Since the low made on January 23rd the Dow has rallied around 1150 points or about 10%. The overall pattern looks similar to what occurred from mid October through early December as the Dow initially sold off (points A to B) which was then followed by a brief rally (points B to C). This was then followed by a larger downward move (points C to D) and then a 10 day rally in which the Dow gained over 1000 points (points D to E). Meanwhile from early December through the 3rd week of January a similar pattern has evolved as the Dow came under some selling pressure (points E to F) which was then followed by a brief oversold bounce (points F to G) and was then followed by another substantial move downward (points G to H). Meanwhile this has been followed a 1150 point rally in the Dow over the past 8 trading days. The most likely scenario to play out in the coming weeks is for the Dow to stall out either at its declining 50 Day EMA (green line) near 12900 or its declining 200 Day EMA (purple line) near 13100 which would then be followed by an eventual retest of the January 23rd low near 11630.
The Nasdaq made a bottom near 2200 and has rallied nearly 10% or just over 200 points in 8 trading days. Just like the Dow I expect the Nasdaq will eventually retest its January 23rd low at some point in the weeks ahead. However in the near term if it continues higher look for it to encounter resistance either at its 38.2% Retracement Level near 2450 or at its declining 50 Day EMA (green line) just below 2520.
As for the S&P 500 it has also rallied 10% or 125 points since the January 23d low and has risen above its declining 20 Day EMA (blue line).
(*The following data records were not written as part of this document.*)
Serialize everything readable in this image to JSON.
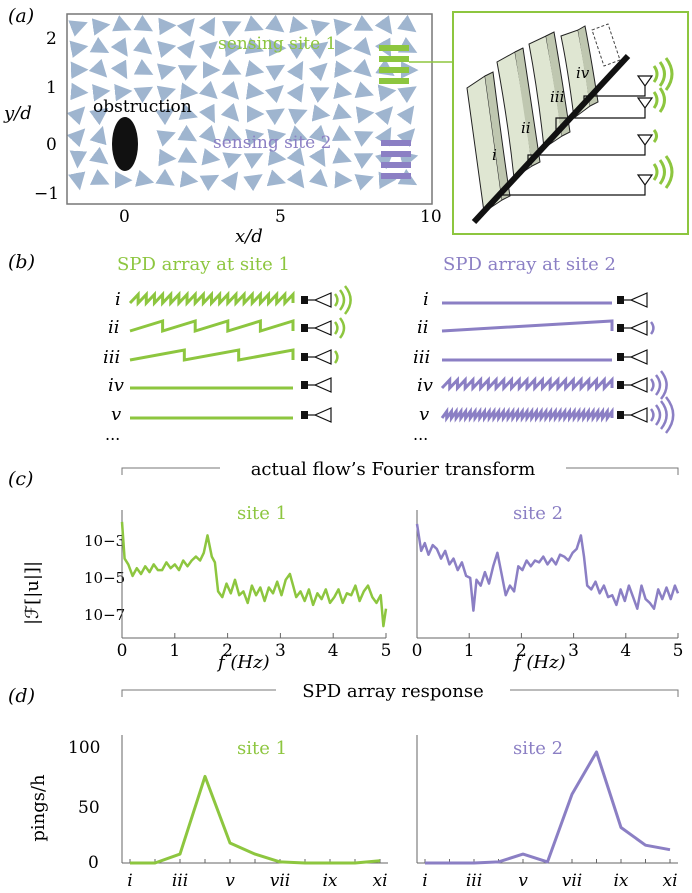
{
  "colors": {
    "green": "#8dc63f",
    "purple": "#8b7fc4",
    "arrow": "#9fb5cf",
    "black": "#111111",
    "axis": "#666666",
    "panel_bg": "#e8ece0"
  },
  "panel_a": {
    "label": "(a)",
    "xlabel": "x/d",
    "ylabel": "y/d",
    "xticks": [
      "0",
      "5",
      "10"
    ],
    "yticks": [
      "2",
      "1",
      "0",
      "−1"
    ],
    "obstruction_label": "obstruction",
    "site1_label": "sensing site 1",
    "site2_label": "sensing site 2",
    "inset_plate_labels": [
      "i",
      "ii",
      "iii",
      "iv"
    ]
  },
  "panel_b": {
    "label": "(b)",
    "site1_title": "SPD array at site 1",
    "site2_title": "SPD array at site 2",
    "row_labels": [
      "i",
      "ii",
      "iii",
      "iv",
      "v"
    ],
    "ellipsis": "..."
  },
  "panel_c": {
    "label": "(c)",
    "header": "actual flow’s Fourier transform",
    "ylabel": "|ℱ[|u|]|",
    "site1_title": "site 1",
    "site2_title": "site 2",
    "xticks": [
      "0",
      "1",
      "2",
      "3",
      "4",
      "5"
    ],
    "yticks": [
      "10−3",
      "10−5",
      "10−7"
    ],
    "xlabel": "f (Hz)"
  },
  "panel_d": {
    "label": "(d)",
    "header": "SPD array response",
    "ylabel": "pings/h",
    "site1_title": "site 1",
    "site2_title": "site 2",
    "yticks": [
      "100",
      "50",
      "0"
    ],
    "xticks": [
      "i",
      "iii",
      "v",
      "vii",
      "ix",
      "xi"
    ]
  },
  "chart_data": [
    {
      "type": "line",
      "title": "site 1 Fourier spectrum",
      "xlabel": "f (Hz)",
      "ylabel": "|F[|u|]|",
      "xlim": [
        0,
        5
      ],
      "ylim_log10": [
        -7.6,
        -2.0
      ],
      "series": [
        {
          "name": "site 1",
          "x": [
            0,
            0.05,
            0.12,
            0.2,
            0.28,
            0.36,
            0.44,
            0.52,
            0.6,
            0.68,
            0.76,
            0.84,
            0.92,
            1.0,
            1.08,
            1.16,
            1.24,
            1.32,
            1.4,
            1.48,
            1.55,
            1.62,
            1.7,
            1.76,
            1.82,
            1.9,
            1.98,
            2.06,
            2.14,
            2.22,
            2.3,
            2.38,
            2.46,
            2.54,
            2.62,
            2.7,
            2.78,
            2.86,
            2.94,
            3.02,
            3.1,
            3.18,
            3.24,
            3.3,
            3.38,
            3.46,
            3.54,
            3.62,
            3.7,
            3.78,
            3.86,
            3.94,
            4.02,
            4.1,
            4.18,
            4.26,
            4.34,
            4.42,
            4.5,
            4.58,
            4.66,
            4.74,
            4.82,
            4.9,
            4.95,
            5.0
          ],
          "log10_values": [
            -2.1,
            -4.0,
            -4.3,
            -4.9,
            -4.5,
            -4.8,
            -4.4,
            -4.7,
            -4.3,
            -4.6,
            -4.6,
            -4.2,
            -4.5,
            -4.3,
            -4.6,
            -4.1,
            -4.4,
            -4.1,
            -3.9,
            -4.1,
            -3.7,
            -2.8,
            -3.9,
            -4.2,
            -5.7,
            -6.0,
            -5.3,
            -5.8,
            -5.1,
            -5.9,
            -5.7,
            -6.3,
            -5.4,
            -5.9,
            -5.5,
            -6.2,
            -5.5,
            -5.8,
            -5.2,
            -5.9,
            -5.1,
            -4.8,
            -5.4,
            -6.0,
            -5.7,
            -6.2,
            -5.6,
            -6.4,
            -5.8,
            -6.1,
            -5.6,
            -6.3,
            -6.0,
            -5.6,
            -6.3,
            -5.8,
            -5.9,
            -5.4,
            -6.2,
            -5.7,
            -5.4,
            -6.0,
            -6.3,
            -5.9,
            -7.5,
            -6.6
          ]
        }
      ]
    },
    {
      "type": "line",
      "title": "site 2 Fourier spectrum",
      "xlabel": "f (Hz)",
      "ylabel": "|F[|u|]|",
      "xlim": [
        0,
        5
      ],
      "ylim_log10": [
        -7.6,
        -2.0
      ],
      "series": [
        {
          "name": "site 2",
          "x": [
            0,
            0.08,
            0.15,
            0.22,
            0.3,
            0.38,
            0.46,
            0.54,
            0.62,
            0.7,
            0.78,
            0.86,
            0.94,
            1.02,
            1.08,
            1.14,
            1.22,
            1.3,
            1.38,
            1.46,
            1.54,
            1.62,
            1.7,
            1.78,
            1.86,
            1.94,
            2.02,
            2.1,
            2.18,
            2.26,
            2.34,
            2.42,
            2.5,
            2.58,
            2.66,
            2.74,
            2.82,
            2.9,
            2.98,
            3.06,
            3.14,
            3.2,
            3.26,
            3.34,
            3.42,
            3.5,
            3.58,
            3.66,
            3.74,
            3.82,
            3.9,
            3.98,
            4.06,
            4.14,
            4.22,
            4.3,
            4.38,
            4.46,
            4.54,
            4.62,
            4.7,
            4.78,
            4.86,
            4.94,
            5.0
          ],
          "log10_values": [
            -2.2,
            -3.6,
            -3.2,
            -3.8,
            -3.3,
            -3.5,
            -4.0,
            -3.6,
            -4.3,
            -4.0,
            -4.6,
            -4.2,
            -4.9,
            -5.0,
            -6.7,
            -5.1,
            -5.4,
            -4.7,
            -5.3,
            -4.4,
            -3.7,
            -4.8,
            -5.9,
            -5.4,
            -5.7,
            -4.4,
            -4.6,
            -4.1,
            -4.4,
            -4.1,
            -4.2,
            -3.9,
            -4.3,
            -4.0,
            -4.3,
            -3.8,
            -3.9,
            -4.1,
            -3.7,
            -3.5,
            -2.8,
            -3.9,
            -5.4,
            -5.6,
            -5.2,
            -5.8,
            -5.4,
            -6.0,
            -5.9,
            -6.4,
            -5.6,
            -6.2,
            -5.4,
            -6.0,
            -6.6,
            -5.4,
            -6.1,
            -6.3,
            -6.6,
            -5.6,
            -6.1,
            -5.5,
            -6.1,
            -5.4,
            -5.8
          ]
        }
      ]
    },
    {
      "type": "line",
      "title": "SPD array response site 1",
      "xlabel": "",
      "ylabel": "pings/h",
      "ylim": [
        0,
        110
      ],
      "categories": [
        "i",
        "ii",
        "iii",
        "iv",
        "v",
        "vi",
        "vii",
        "viii",
        "ix",
        "x",
        "xi"
      ],
      "series": [
        {
          "name": "site 1",
          "values": [
            0,
            0,
            8,
            78,
            18,
            8,
            1,
            0,
            0,
            0,
            2
          ]
        }
      ]
    },
    {
      "type": "line",
      "title": "SPD array response site 2",
      "xlabel": "",
      "ylabel": "pings/h",
      "ylim": [
        0,
        110
      ],
      "categories": [
        "i",
        "ii",
        "iii",
        "iv",
        "v",
        "vi",
        "vii",
        "viii",
        "ix",
        "x",
        "xi"
      ],
      "series": [
        {
          "name": "site 2",
          "values": [
            0,
            0,
            0,
            1,
            8,
            1,
            62,
            100,
            32,
            16,
            12
          ]
        }
      ]
    }
  ]
}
If the S&P 500 continues higher in the near term look for resistance to occur either at its declining 50 Day EMA (green line) near 1420 or at its declining 200 Day EMA (purple line) just above 1450. Just like the Dow and Nasdaq I expect in the coming weeks the S&P 500 will eventually retest its January 23rd low near 1270 once this oversold rally ends.
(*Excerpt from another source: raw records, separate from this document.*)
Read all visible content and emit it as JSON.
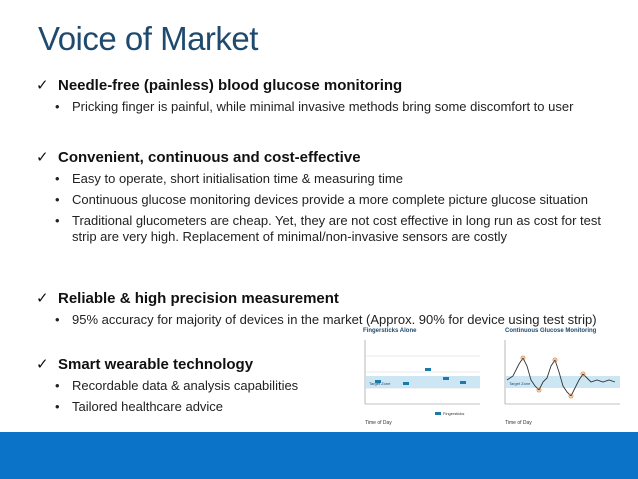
{
  "title": "Voice of Market",
  "sections": [
    {
      "heading": "Needle-free (painless) blood glucose monitoring",
      "bullets": [
        "Pricking finger is painful, while minimal invasive methods bring some discomfort to user"
      ]
    },
    {
      "heading": "Convenient, continuous and cost-effective",
      "bullets": [
        "Easy to operate, short initialisation time & measuring time",
        "Continuous glucose monitoring devices provide a more complete picture glucose situation",
        "Traditional glucometers are cheap. Yet, they are not cost effective in long run as cost for test strip are very high. Replacement of minimal/non-invasive sensors are costly"
      ]
    },
    {
      "heading": "Reliable & high precision measurement",
      "bullets": [
        "95% accuracy for majority of devices in the market (Approx. 90% for device using test strip)"
      ]
    },
    {
      "heading": "Smart wearable technology",
      "bullets": [
        "Recordable data & analysis capabilities",
        "Tailored healthcare advice"
      ]
    }
  ],
  "figure": {
    "left_title": "Fingersticks Alone",
    "right_title": "Continuous Glucose Monitoring",
    "target_zone_label": "Target Zone",
    "xlabel": "Time of Day",
    "legend_label": "Fingersticks",
    "accent_color": "#0b73c8"
  }
}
As I mentioned above I think the major averages may retest their January 23rd lows at some point in the coming weeks. One of the reasons I think this may happen is based on the % of Bearish Investment Advisor Sentiment which still hasn't reached an extreme level. Going back to the mid 1990's when the 3 week average of Bearish Investment Advisor Sentiment has risen at or above the 35% level (points I) this has signaled a nearing bottom followed by a substantial rally (20% or more) in the S&P 500 (points J to K). Currently the 3 week average of Bearish Investment Advisor Sentiment stands at 30% so this is one reason why I think the January 23rd lows may have to be retested or even broken before a significant bottom occurs.